Но как возможно или что означает сходство с чем-то незримым, созерцаемым (индивидуально или соборно) только духовными очами? Современник блаженного Августина Павлин, епископ Ноланский, писал другу, просившему его портрета: «Чье же ты хочешь, чтоб я послал тебе изображение, земного человека или небесного?», разумея при этом, что второго из упомянутых изображений он никак ему послать не может. На это уместно было бы возразить, что ведь хороший портрет передает не только телесный, но и духовный облик человека, если бы тут не имелось в виду нечто другое: тот духовный облик (недаром названный небесным), который полностью заменил земной, или то новое духовное тело, которое мыслимо лишь после нетления плоти. Искусство того времени еще не достигло той одухотворенности, что необходима для выполнения изобразительных задач, отвечающих представлениям такого рода, но, главное, и тогда уже становилось ясно, что задачи эти — не портретные, а иконные. Именно в замысле иконы, внутри этого замысла, охватившего и стенопись, и мозаику, и самую архитектуру церковного здания, образовался позже тот насквозь иконный византийский стиль, вне которого не могла бы возникнуть и наша, русская икона и который в лучшее свое время ни с чем другим сходства не искал, как с умопостигаемым, духовным и незримым.

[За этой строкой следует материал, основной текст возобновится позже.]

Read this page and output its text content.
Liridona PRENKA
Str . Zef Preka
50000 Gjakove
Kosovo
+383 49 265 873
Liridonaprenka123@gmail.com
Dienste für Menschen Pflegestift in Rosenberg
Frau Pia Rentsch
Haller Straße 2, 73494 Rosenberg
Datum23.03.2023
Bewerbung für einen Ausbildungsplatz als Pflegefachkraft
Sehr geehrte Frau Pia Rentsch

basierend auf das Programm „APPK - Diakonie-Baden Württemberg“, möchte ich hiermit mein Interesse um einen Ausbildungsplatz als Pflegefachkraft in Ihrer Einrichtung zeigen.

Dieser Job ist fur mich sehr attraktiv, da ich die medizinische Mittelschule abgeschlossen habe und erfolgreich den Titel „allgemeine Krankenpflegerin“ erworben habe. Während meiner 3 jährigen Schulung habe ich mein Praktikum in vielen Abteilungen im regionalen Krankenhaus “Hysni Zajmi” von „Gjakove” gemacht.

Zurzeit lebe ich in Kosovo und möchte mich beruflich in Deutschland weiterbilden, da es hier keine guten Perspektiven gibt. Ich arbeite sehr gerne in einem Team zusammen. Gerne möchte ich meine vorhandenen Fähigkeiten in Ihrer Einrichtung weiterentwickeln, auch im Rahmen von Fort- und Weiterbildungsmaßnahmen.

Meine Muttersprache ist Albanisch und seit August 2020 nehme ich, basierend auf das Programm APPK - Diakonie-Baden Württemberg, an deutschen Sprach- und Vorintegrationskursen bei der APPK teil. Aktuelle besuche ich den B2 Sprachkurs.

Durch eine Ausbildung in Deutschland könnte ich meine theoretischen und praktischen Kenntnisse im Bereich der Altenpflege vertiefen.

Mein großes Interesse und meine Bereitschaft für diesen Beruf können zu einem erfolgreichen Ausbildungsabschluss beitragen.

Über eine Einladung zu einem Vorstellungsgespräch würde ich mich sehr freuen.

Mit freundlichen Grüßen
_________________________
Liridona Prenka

Время это наступило, однако, лишь в начале второго тысячелетия, после долгой подготовительной работы, состоявшей в постепенном отбрасывании всего слишком телесного и земного, что заключалось в эллинистическом и позднеантичном художественном наследии. В эпоху иконоборческих споров, когда определилось церковное учение об иконе, эта работа отнюдь еще не была закончена. Ни в нападках иконоборцев, ни в писаниях заступников иконы не могли быть учтены те приемы изображения, те черты иконописного стиля, что сложились значительно позднее, а если к ним уже и тогда намечался путь, то в письменности тех лет отражения это не получило. Поэтому ответ иконоборцам, данный решениями Седьмого Вселенского собора, не мог быть и не был полным; восполнение же свое он получил не в богословских писаниях последующего времени, а в самом иконном творчестве и вообще в расцвете религиозного искусства Византии. Тут и вопрос о сходстве, иначе говоря — о самой природе образа, возникавший в иконоборческих спорах лишь мимоходом, получил свое если не принципиальное, то фактическое решение.